Why is Change Management Key to ERP Implementation Success?
It's one of life's contradictions: When you are making improvements, facing even the most positive change is so hard it can feel like a bad thing. In the retail industry, ERP implementation is one very good example. The advantages of ERP software for the fashion and apparel industry are proven, from increasing profits through improved forecasting to optimizing your organization's operations to simply saving time, but the journey of implementing and landing a new system is long and hazardous.
Once the most suitable ERP system has been picked, your entire organization will be staring down a huge shift. And while you'll all know intellectually that the improvements are great, the new systems and new interactions are bound to involve discomfort, high emotions and yes, bunches of stress. The key to overcoming the awkward elements of change so you can fully realize the benefits of ERP? That's where a concept known as Organizational Change Management comes in.

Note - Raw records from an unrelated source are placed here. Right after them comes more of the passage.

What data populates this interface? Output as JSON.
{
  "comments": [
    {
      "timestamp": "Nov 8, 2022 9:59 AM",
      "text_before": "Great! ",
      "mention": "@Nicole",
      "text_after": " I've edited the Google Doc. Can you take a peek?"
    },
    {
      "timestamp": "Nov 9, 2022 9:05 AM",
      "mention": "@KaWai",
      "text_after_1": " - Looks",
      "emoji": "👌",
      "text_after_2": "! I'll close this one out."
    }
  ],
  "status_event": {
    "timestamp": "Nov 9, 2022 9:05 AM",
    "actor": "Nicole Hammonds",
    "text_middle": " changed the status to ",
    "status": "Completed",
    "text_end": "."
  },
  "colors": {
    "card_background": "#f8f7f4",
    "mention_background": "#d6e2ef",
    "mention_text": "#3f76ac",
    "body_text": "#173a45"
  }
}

Panorama Consulting Solutions puts it in perspective this way:
"These changes in business processes, which are inherent in any successful ERP implementation, create changes in corporate culture and climate. Though less obvious, perhaps, than changes in job functions, these subtle shifts will be very important to your staff and must be managed to avoid resentment, fear and anxiety."
A couple of key steps
Here's a birds' eye view of the key steps involved in applying OCM as you begin your ERP flight:
1. Take time to establish a project charter.
The project charter is simply your retail ERP team's concise statement of core goals, objectives and intent that can serve as a map for whatever comes next, according to ERP Focus. If you skip this step, you miss the chance to establish a vision for your project.
2. Present an overview and share knowledge with everyone affected (and that's everyone)
Employees need more than training to understand the need for (and importance of) the new ERP system implementation in the company. At a minimum, you'd need to do your best to communicate why your company chose ERP, how the system will improve jobs and how their particular position will be affected.
3. Do an ample amount of training.
While the retail business is famous for its quick learners, you can't underestimate the amount of training you'll need to implement ERP for lasting business success. Remind yourself that literally the entire organization has experienced disruption in its flow and duties, and plan education and training accordingly.
Start with ERP-related training to assure that employees learn the software, sure, but also bear down on the kind of training that lets everyone learn the new business processes. Follow through with training that emphasizes the new corporate culture and any shifts in employee interactions. It will be tough and take a while, but the shift to an optimized and highly-profitable business model through ERP will be worth all the effort.
4. Be sure your support is evident from the top down.
One of the best ways to manage the change that comes with ERP implementation is to make sure everyone knows the whole company is dedicated to its success. So present a unified front. Executives in particular should support the change fully and make sure employees company-wide know they're behind the effort. If top management doesn't engage with the process or implementation, employees will notice and their own commitment will flag.